Day 4....You can't always get what you want!
Quote of the day:
The jump is so frightening between where I am and where I want to be...because of all I may become I will close my eyes and leap.
Anonymous
Day 4
Starting: 45 pounds to lose
Loss/Gain: -1.3
Pounds remaining: 39.8
Total for week 10/1 - 10/8:
Vitamins: Yes
Today's Grateful List:
1. amazing friends and family
2. a heater underneath my desk at work! (It's freezinggg in my office!)
3. Walking. I saw some really cute guy get out of his car and into a wheelchair. I wondered...motorcycle accident? I asked him if I could have a ride (implied...on his wheelchair) down to 17th street (gyrotonics). He laughed! Walking...for sure grateful!
Physical: 1 hour gyrotonics
Spiritual: Silent Prayer...forgot to say morning prayer...:(
Emotional:
I ate my breakfast, lunch and dinner all before 1:35pm today. LMAO! Yup...don't know what happened, but I was starvinggggg today! I was so upset around 4pm, when I realized that the only food I had left for the day was 2 fruits!

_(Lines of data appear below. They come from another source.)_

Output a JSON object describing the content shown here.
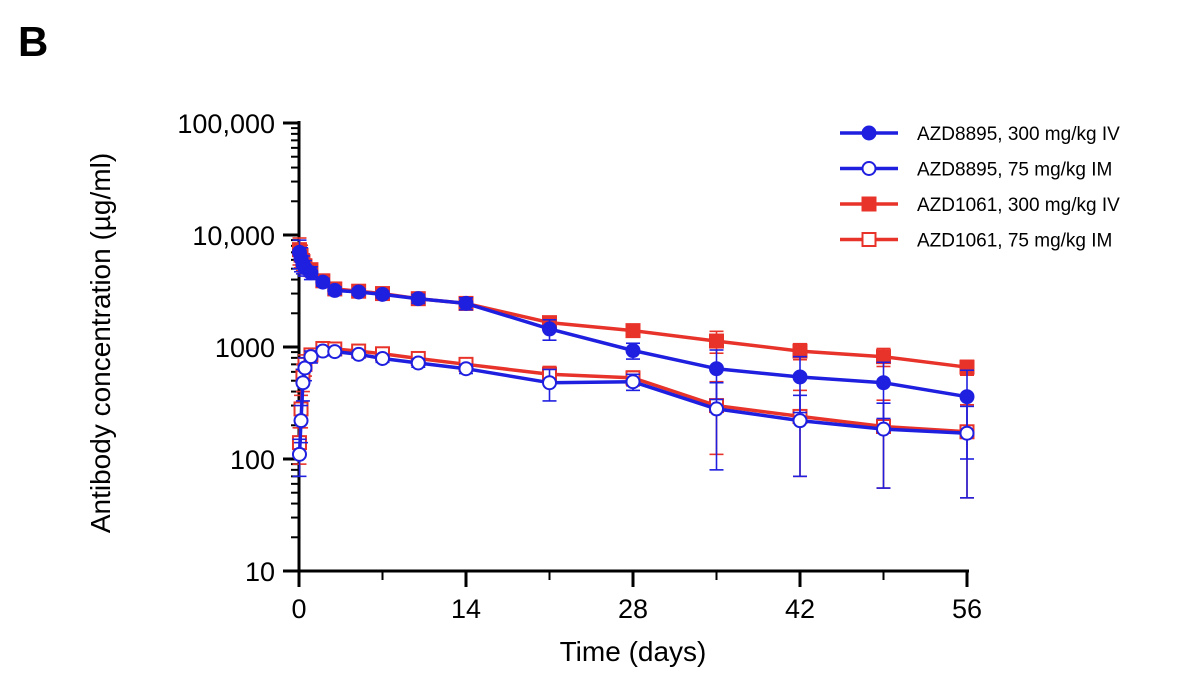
{
  "panel_label": "B",
  "chart_data": {
    "type": "line",
    "title": "",
    "xlabel": "Time (days)",
    "ylabel": "Antibody concentration (µg/ml)",
    "xlim": [
      0,
      56
    ],
    "ylim": [
      10,
      100000
    ],
    "yscale": "log",
    "x_ticks": [
      0,
      14,
      28,
      42,
      56
    ],
    "x_tick_labels": [
      "0",
      "14",
      "28",
      "42",
      "56"
    ],
    "y_ticks": [
      10,
      100,
      1000,
      10000,
      100000
    ],
    "y_tick_labels": [
      "10",
      "100",
      "1000",
      "10,000",
      "100,000"
    ],
    "grid": false,
    "legend_position": "top-right",
    "series": [
      {
        "name": "AZD8895, 300 mg/kg IV",
        "color": "#1f1fe0",
        "marker": "circle-filled",
        "x": [
          0.04,
          0.17,
          0.33,
          0.5,
          1,
          2,
          3,
          5,
          7,
          10,
          14,
          21,
          28,
          35,
          42,
          49,
          56
        ],
        "y": [
          7000,
          6200,
          5500,
          5100,
          4600,
          3800,
          3200,
          3100,
          2950,
          2700,
          2450,
          1450,
          930,
          640,
          540,
          480,
          360
        ],
        "err": [
          2000,
          1500,
          1000,
          800,
          600,
          300,
          250,
          200,
          200,
          250,
          300,
          300,
          150,
          300,
          280,
          250,
          260
        ]
      },
      {
        "name": "AZD8895, 75 mg/kg IM",
        "color": "#1f1fe0",
        "marker": "circle-open",
        "x": [
          0.04,
          0.17,
          0.33,
          0.5,
          1,
          2,
          3,
          5,
          7,
          10,
          14,
          21,
          28,
          35,
          42,
          49,
          56
        ],
        "y": [
          110,
          220,
          480,
          650,
          820,
          920,
          910,
          860,
          790,
          720,
          640,
          480,
          490,
          280,
          220,
          185,
          170
        ],
        "err": [
          40,
          80,
          150,
          150,
          100,
          80,
          70,
          60,
          60,
          60,
          60,
          150,
          80,
          200,
          150,
          130,
          125
        ]
      },
      {
        "name": "AZD1061, 300 mg/kg IV",
        "color": "#e8332a",
        "marker": "square-filled",
        "x": [
          0.04,
          0.17,
          0.33,
          0.5,
          1,
          2,
          3,
          5,
          7,
          10,
          14,
          21,
          28,
          35,
          42,
          49,
          56
        ],
        "y": [
          7400,
          6600,
          5800,
          5300,
          4900,
          3900,
          3300,
          3150,
          3000,
          2700,
          2450,
          1650,
          1400,
          1130,
          920,
          820,
          660
        ],
        "err": [
          2000,
          1500,
          1000,
          800,
          600,
          300,
          250,
          200,
          200,
          250,
          300,
          200,
          150,
          250,
          150,
          150,
          100
        ]
      },
      {
        "name": "AZD1061, 75 mg/kg IM",
        "color": "#e8332a",
        "marker": "square-open",
        "x": [
          0.04,
          0.17,
          0.33,
          0.5,
          1,
          2,
          3,
          5,
          7,
          10,
          14,
          21,
          28,
          35,
          42,
          49,
          56
        ],
        "y": [
          140,
          280,
          550,
          700,
          850,
          970,
          960,
          920,
          870,
          790,
          700,
          570,
          530,
          300,
          240,
          195,
          175
        ],
        "err": [
          50,
          90,
          150,
          150,
          100,
          80,
          70,
          60,
          60,
          60,
          60,
          100,
          80,
          190,
          170,
          140,
          130
        ]
      }
    ]
  }
}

I guess...what doesn't kill ya, makes you stronger! Meanwhile, it's my boss's B-day on Friday and we (this other girl in my office) were searching for a present to give to her. She kept going into chocolate stores!!! I was cracking up...and she was like..."what's so funny?" Anyway....we decided upon a sweater from J.Crew and 2 chocolate/gold dusted covered strawberries.
Having the strength to say "no," when you really just want to give in..."just today" attitude etc. etc....is one of the hugest lessons I have learned over the past 3 years. It's hard. It completely sucks. I hate being hungry. But now, I look at the rewards instead of what I perceive as what I am "missing."

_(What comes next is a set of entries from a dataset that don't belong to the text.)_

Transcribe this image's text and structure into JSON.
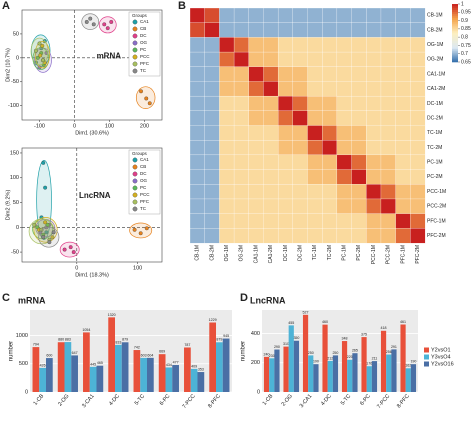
{
  "chart_data": [
    {
      "type": "scatter",
      "panel": "A",
      "annotation": "mRNA",
      "legend_title": "Groups",
      "xlabel": "Dim1 (30.6%)",
      "ylabel": "Dim2 (10.7%)",
      "xlim": [
        -150,
        250
      ],
      "ylim": [
        -130,
        100
      ],
      "xticks": [
        -100,
        0,
        100,
        200
      ],
      "yticks": [
        -100,
        -50,
        0,
        50
      ],
      "series": [
        {
          "name": "CA1",
          "color": "#20a0a8",
          "x": [
            -110,
            -95,
            -85
          ],
          "values": [
            -10,
            20,
            35
          ]
        },
        {
          "name": "CB",
          "color": "#e6821e",
          "x": [
            190,
            205,
            215
          ],
          "values": [
            -70,
            -85,
            -95
          ]
        },
        {
          "name": "DC",
          "color": "#e0408a",
          "x": [
            85,
            95,
            105
          ],
          "values": [
            70,
            62,
            75
          ]
        },
        {
          "name": "OG",
          "color": "#8a6ec8",
          "x": [
            -100,
            -90,
            -80
          ],
          "values": [
            -20,
            -5,
            10
          ]
        },
        {
          "name": "PC",
          "color": "#5cb85c",
          "x": [
            -105,
            -95,
            -88
          ],
          "values": [
            0,
            10,
            -15
          ]
        },
        {
          "name": "PCC",
          "color": "#d4b020",
          "x": [
            -98,
            -85,
            -92
          ],
          "values": [
            5,
            -10,
            25
          ]
        },
        {
          "name": "PFC",
          "color": "#a8c060",
          "x": [
            -110,
            -100,
            -90
          ],
          "values": [
            15,
            30,
            -5
          ]
        },
        {
          "name": "TC",
          "color": "#888888",
          "x": [
            35,
            45,
            55
          ],
          "values": [
            75,
            82,
            70
          ]
        }
      ]
    },
    {
      "type": "scatter",
      "annotation": "LncRNA",
      "legend_title": "Groups",
      "xlabel": "Dim1 (18.3%)",
      "ylabel": "Dim2 (9.2%)",
      "xlim": [
        -90,
        140
      ],
      "ylim": [
        -70,
        160
      ],
      "xticks": [
        0,
        100
      ],
      "yticks": [
        -50,
        0,
        50,
        100,
        150
      ],
      "series": [
        {
          "name": "CA1",
          "color": "#20a0a8",
          "x": [
            -55,
            -52,
            -58,
            -50
          ],
          "values": [
            130,
            80,
            20,
            -10
          ]
        },
        {
          "name": "CB",
          "color": "#e6821e",
          "x": [
            95,
            105,
            115
          ],
          "values": [
            -5,
            -12,
            -2
          ]
        },
        {
          "name": "DC",
          "color": "#e0408a",
          "x": [
            -20,
            -10,
            -5
          ],
          "values": [
            -45,
            -40,
            -50
          ]
        },
        {
          "name": "OG",
          "color": "#8a6ec8",
          "x": [
            -60,
            -50,
            -45
          ],
          "values": [
            -10,
            0,
            5
          ]
        },
        {
          "name": "PC",
          "color": "#5cb85c",
          "x": [
            -65,
            -55,
            -48
          ],
          "values": [
            0,
            -15,
            5
          ]
        },
        {
          "name": "PCC",
          "color": "#d4b020",
          "x": [
            -62,
            -52,
            -40
          ],
          "values": [
            -5,
            10,
            -20
          ]
        },
        {
          "name": "PFC",
          "color": "#a8c060",
          "x": [
            -70,
            -58,
            -45
          ],
          "values": [
            5,
            -5,
            -25
          ]
        },
        {
          "name": "TC",
          "color": "#888888",
          "x": [
            -55,
            -45,
            -38
          ],
          "values": [
            -20,
            -30,
            -10
          ]
        }
      ]
    },
    {
      "type": "heatmap",
      "panel": "B",
      "labels": [
        "CB-1M",
        "CB-2M",
        "OG-1M",
        "OG-2M",
        "CA1-1M",
        "CA1-2M",
        "DC-1M",
        "DC-2M",
        "TC-1M",
        "TC-2M",
        "PC-1M",
        "PC-2M",
        "PCC-1M",
        "PCC-2M",
        "PFC-1M",
        "PFC-2M"
      ],
      "zlim": [
        0.65,
        1
      ],
      "colors": [
        "#2c6aa8",
        "#dbe8f2",
        "#fdf0c0",
        "#f4a24a",
        "#c8201f"
      ],
      "colorbar_ticks": [
        1,
        0.95,
        0.9,
        0.85,
        0.8,
        0.75,
        0.7,
        0.65
      ],
      "values": [
        [
          1,
          0.97,
          0.7,
          0.7,
          0.7,
          0.7,
          0.7,
          0.7,
          0.7,
          0.7,
          0.7,
          0.7,
          0.7,
          0.7,
          0.7,
          0.7
        ],
        [
          0.97,
          1,
          0.7,
          0.7,
          0.7,
          0.7,
          0.7,
          0.7,
          0.7,
          0.7,
          0.7,
          0.7,
          0.7,
          0.7,
          0.7,
          0.7
        ],
        [
          0.7,
          0.7,
          1,
          0.95,
          0.88,
          0.88,
          0.85,
          0.85,
          0.85,
          0.85,
          0.85,
          0.85,
          0.85,
          0.85,
          0.85,
          0.85
        ],
        [
          0.7,
          0.7,
          0.95,
          1,
          0.88,
          0.88,
          0.85,
          0.85,
          0.85,
          0.85,
          0.85,
          0.85,
          0.85,
          0.85,
          0.85,
          0.85
        ],
        [
          0.7,
          0.7,
          0.88,
          0.88,
          1,
          0.95,
          0.88,
          0.88,
          0.85,
          0.85,
          0.85,
          0.85,
          0.85,
          0.85,
          0.85,
          0.85
        ],
        [
          0.7,
          0.7,
          0.88,
          0.88,
          0.95,
          1,
          0.88,
          0.88,
          0.85,
          0.85,
          0.85,
          0.85,
          0.85,
          0.85,
          0.85,
          0.85
        ],
        [
          0.7,
          0.7,
          0.85,
          0.85,
          0.88,
          0.88,
          1,
          0.95,
          0.88,
          0.88,
          0.85,
          0.85,
          0.85,
          0.85,
          0.85,
          0.85
        ],
        [
          0.7,
          0.7,
          0.85,
          0.85,
          0.88,
          0.88,
          0.95,
          1,
          0.88,
          0.88,
          0.85,
          0.85,
          0.85,
          0.85,
          0.85,
          0.85
        ],
        [
          0.7,
          0.7,
          0.85,
          0.85,
          0.85,
          0.85,
          0.88,
          0.88,
          1,
          0.95,
          0.88,
          0.88,
          0.85,
          0.85,
          0.85,
          0.85
        ],
        [
          0.7,
          0.7,
          0.85,
          0.85,
          0.85,
          0.85,
          0.88,
          0.88,
          0.95,
          1,
          0.88,
          0.88,
          0.85,
          0.85,
          0.85,
          0.85
        ],
        [
          0.7,
          0.7,
          0.85,
          0.85,
          0.85,
          0.85,
          0.85,
          0.85,
          0.88,
          0.88,
          1,
          0.95,
          0.88,
          0.88,
          0.85,
          0.85
        ],
        [
          0.7,
          0.7,
          0.85,
          0.85,
          0.85,
          0.85,
          0.85,
          0.85,
          0.88,
          0.88,
          0.95,
          1,
          0.88,
          0.88,
          0.85,
          0.85
        ],
        [
          0.7,
          0.7,
          0.85,
          0.85,
          0.85,
          0.85,
          0.85,
          0.85,
          0.85,
          0.85,
          0.88,
          0.88,
          1,
          0.95,
          0.88,
          0.88
        ],
        [
          0.7,
          0.7,
          0.85,
          0.85,
          0.85,
          0.85,
          0.85,
          0.85,
          0.85,
          0.85,
          0.88,
          0.88,
          0.95,
          1,
          0.88,
          0.88
        ],
        [
          0.7,
          0.7,
          0.85,
          0.85,
          0.85,
          0.85,
          0.85,
          0.85,
          0.85,
          0.85,
          0.85,
          0.85,
          0.88,
          0.88,
          1,
          0.95
        ],
        [
          0.7,
          0.7,
          0.85,
          0.85,
          0.85,
          0.85,
          0.85,
          0.85,
          0.85,
          0.85,
          0.85,
          0.85,
          0.88,
          0.88,
          0.95,
          1
        ]
      ]
    },
    {
      "type": "bar",
      "panel": "C",
      "title": "mRNA",
      "ylabel": "number",
      "grid": true,
      "categories": [
        "1-CB",
        "2-OG",
        "3-CA1",
        "4-DC",
        "5-TC",
        "6-PC",
        "7-PCC",
        "8-PFC"
      ],
      "ylim": [
        0,
        1450
      ],
      "yticks": [
        0,
        500,
        1000
      ],
      "series": [
        {
          "color": "#e8503a",
          "values": [
            794,
            880,
            1054,
            1320,
            742,
            669,
            787,
            1229
          ]
        },
        {
          "color": "#4db3d6",
          "values": [
            426,
            883,
            445,
            833,
            603,
            434,
            409,
            879
          ]
        },
        {
          "color": "#4a6fa5",
          "values": [
            600,
            647,
            465,
            879,
            604,
            477,
            353,
            945
          ]
        }
      ]
    },
    {
      "type": "bar",
      "panel": "D",
      "title": "LncRNA",
      "ylabel": "number",
      "grid": true,
      "categories": [
        "1-CB",
        "2-OG",
        "3-CA1",
        "4-DC",
        "5-TC",
        "6-PC",
        "7-PCC",
        "8-PFC"
      ],
      "ylim": [
        0,
        560
      ],
      "yticks": [
        0,
        200,
        400
      ],
      "series": [
        {
          "name": "Y2vsO1",
          "color": "#e8503a",
          "values": [
            240,
            310,
            527,
            460,
            348,
            375,
            418,
            461
          ]
        },
        {
          "name": "Y3vsO4",
          "color": "#4db3d6",
          "values": [
            230,
            455,
            250,
            212,
            220,
            176,
            256,
            162
          ]
        },
        {
          "name": "Y2vsO16",
          "color": "#4a6fa5",
          "values": [
            290,
            350,
            190,
            250,
            265,
            211,
            291,
            190
          ]
        }
      ]
    }
  ]
}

Today was a good day. You can't always get what you wantttttt...and somehow today I realized that that is OK!
I've learned a lot about things this past month. I learned the difference between wanting sex and wanting intimacy. I learned that if you truly want something - put everything aside to make it happen - even when it's really, really difficult. I learned that if you put your feelings out there for someone, even if you get hurt, make it worth it for the right person. The hurt will fade and you'll have some really amazing memories!!
Tomorrow is a new day! Full of the unknown and immence possiblities for greatness, satisfaction and peace!
1 Comments:
Susan...you are a great role model. Could you pleaseeeeeeee post exactly what ypu eat each day. I need ideas caus I get bored. Thanks!